The Mother-Aunt is ill in bed; but as she is at the present moment receiving three visitors, you will understand about how ill. The fact is, she is worn to death with sight-seeing. I can't stop her; while she is on her legs it is her duty, and she will. The consequence is I get rushed through things I want to let soak into me, and have to go again. My only way of getting her to rest has been by deserting her; and then I come back and receive reproaches with a meek countenance.

Mr. C—— has been good to us and cordial, and brings his gondola often to our service. A gondola and pair has quite a different motion from a one-oared gondola; it is like riding a seahorse instead of a sea-camel—almost exciting, only it is so soft in its prancings.

He took A. and myself into the procession which welcomed the crowned heads last Wednesday; the hurly-burly of it was splendid. We tore down the Grand Canal from end to end, almost cheek by jowl with the royalties; the M.-A. was quite jubilant when she heard we had had such "good places." Hundreds of gondolas swarmed round; many of them in the old Carpaccio rig-outs, very gorgeous though a little tawdry when taken out of the canvas. Hut the rush and the collisions, and the sound of many waters walloping under the bellies of the gondolas, and the blows of fighting oars—regular underwater wrestling matches—made it as vivid and amusing as a prolonged Oxford and Cambridge boat-race in fancy costume. Our gondoliers streamed with the exertion, and looked like men fighting a real battle, and yet enjoyed it thoroughly. Violent altercations with police-boats don't ruffle them at all; at one moment it looks daggers drawn; at the next it is shrugs and smiles. Often, from not knowing enough of Italian and Italian ways, I get hot all over when an ordinary discussion is going on, thinking that blows are about to be exchanged. The Mother-Aunt had hung a wonderful satin skirt out of window for decoration; and when she leaned over it in a bodice of the same color, it looked as if she were sitting with her legs out as well! I suppose it was this peculiar effect that, when the King and Queen came by earlier in the morning, won for her a special bow and smile.

I must hurry or I shall miss the post that I wish to catch. There seems little chance now of my getting you in Venice; but elsewhere perhaps you will drop to me out of the clouds.

Your own and most loving.


LETTER XXXIX.

My Own, Own Beloved: Say that my being away does not seem too long? I have not had a letter yet, and that makes me somehow not anxious but compunctious; only writing to you of all I do helps to keep me in good conscience. Not the other foot gone to the mender's, I hope, with the same obstructive accompaniments as went to the setting-up again of the last? If I don't hear soon, you will have me dancing on wires, which cost as much by the word as a gondola by the hour.

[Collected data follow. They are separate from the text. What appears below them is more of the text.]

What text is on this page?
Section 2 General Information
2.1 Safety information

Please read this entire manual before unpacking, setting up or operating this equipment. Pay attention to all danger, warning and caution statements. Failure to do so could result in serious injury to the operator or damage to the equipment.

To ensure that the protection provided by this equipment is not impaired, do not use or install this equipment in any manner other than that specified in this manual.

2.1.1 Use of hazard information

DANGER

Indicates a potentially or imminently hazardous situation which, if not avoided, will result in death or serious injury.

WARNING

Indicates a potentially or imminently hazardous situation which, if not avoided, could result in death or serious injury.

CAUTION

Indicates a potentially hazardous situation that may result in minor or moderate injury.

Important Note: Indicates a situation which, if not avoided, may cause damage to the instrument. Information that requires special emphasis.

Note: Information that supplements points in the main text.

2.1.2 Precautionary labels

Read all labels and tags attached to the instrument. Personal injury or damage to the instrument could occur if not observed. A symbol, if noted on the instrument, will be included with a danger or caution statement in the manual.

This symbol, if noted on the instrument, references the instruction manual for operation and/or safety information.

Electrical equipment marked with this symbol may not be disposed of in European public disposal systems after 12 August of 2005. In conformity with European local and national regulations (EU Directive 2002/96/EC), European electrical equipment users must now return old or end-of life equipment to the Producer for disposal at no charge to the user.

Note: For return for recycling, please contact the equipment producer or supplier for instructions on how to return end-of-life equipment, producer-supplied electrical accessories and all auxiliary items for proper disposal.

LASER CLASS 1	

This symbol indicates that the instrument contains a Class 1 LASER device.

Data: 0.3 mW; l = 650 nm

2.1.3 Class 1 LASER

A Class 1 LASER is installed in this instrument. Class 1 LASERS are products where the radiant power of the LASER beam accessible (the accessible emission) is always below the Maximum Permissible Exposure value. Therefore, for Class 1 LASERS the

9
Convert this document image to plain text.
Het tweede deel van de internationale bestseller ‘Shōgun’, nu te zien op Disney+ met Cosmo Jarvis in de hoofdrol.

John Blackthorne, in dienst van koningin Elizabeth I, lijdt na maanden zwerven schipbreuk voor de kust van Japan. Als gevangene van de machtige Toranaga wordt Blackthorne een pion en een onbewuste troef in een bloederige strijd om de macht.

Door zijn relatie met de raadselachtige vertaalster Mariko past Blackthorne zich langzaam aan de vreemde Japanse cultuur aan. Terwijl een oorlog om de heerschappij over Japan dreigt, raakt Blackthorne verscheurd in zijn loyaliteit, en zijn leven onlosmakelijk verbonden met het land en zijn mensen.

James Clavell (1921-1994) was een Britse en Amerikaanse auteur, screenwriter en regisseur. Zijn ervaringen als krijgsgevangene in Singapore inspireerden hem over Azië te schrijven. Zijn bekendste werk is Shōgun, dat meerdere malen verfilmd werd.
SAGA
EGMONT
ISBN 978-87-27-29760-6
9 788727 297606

Yesterday we went to see Carpaccio at his best in San Giorgio di Schiavone: two are St. George pictures, three St. Jeromes, and two of some other saint unknown to me. The St. Jerome series is really a homily on the love and pathos of animals. First is St. Jerome in his study with a sort of unclipped white poodle in the pictorial place of honor, all alone on a floor beautifully swept and garnished, looking up wistfully to his master busy at writing (a Benjy saying, "Come and take me for a walk, there's a good saint!"). Scattered among the adornments of the room are small bronzes of horses and, I think, birds. So, of course, these being his tastes, when St. Jerome goes into the wilderness, a lion takes to him, and accompanies him when he pays a call on the monks in a neighboring monastery. Thereupon, holy men of little faith, the entire fraternity take to their heels and rush upstairs, the hindermost clinging to the skirts of the formermost to be hauled the quicker out of harm's way. And all the while the lion stands incorrectly offering the left paw, and Jerome with shrugs tries to explain that even the best butter wouldn't melt in his dear lion's mouth. After that comes the tragedy. St. Jerome lies dying in excessive odor of sanctity, and all the monks crowd round him with prayers and viaticums, and the ordinary stuffy pieties of a "happy death," while Jerome wonders feebly what it is he misses in all this to-do for which he cares so little. And there, elbowed far out into the cold, the lion lies and lifts his poor head and howls because he knows his master is being taken from him. Quite near to him, fastened to a tree, a queer, nondescript, crocodile-shaped dog runs out the length of its tether to comfort the disconsolate beast: but la bête humaine has got the whip-hand of the situation. In another picture is a parrot that has just mimicked a dog, or called "Carlo!" and then laughed: the dog turns his head away with a sleek, sheepish, shy look, exactly as a sensitive dog does when you make fun of him.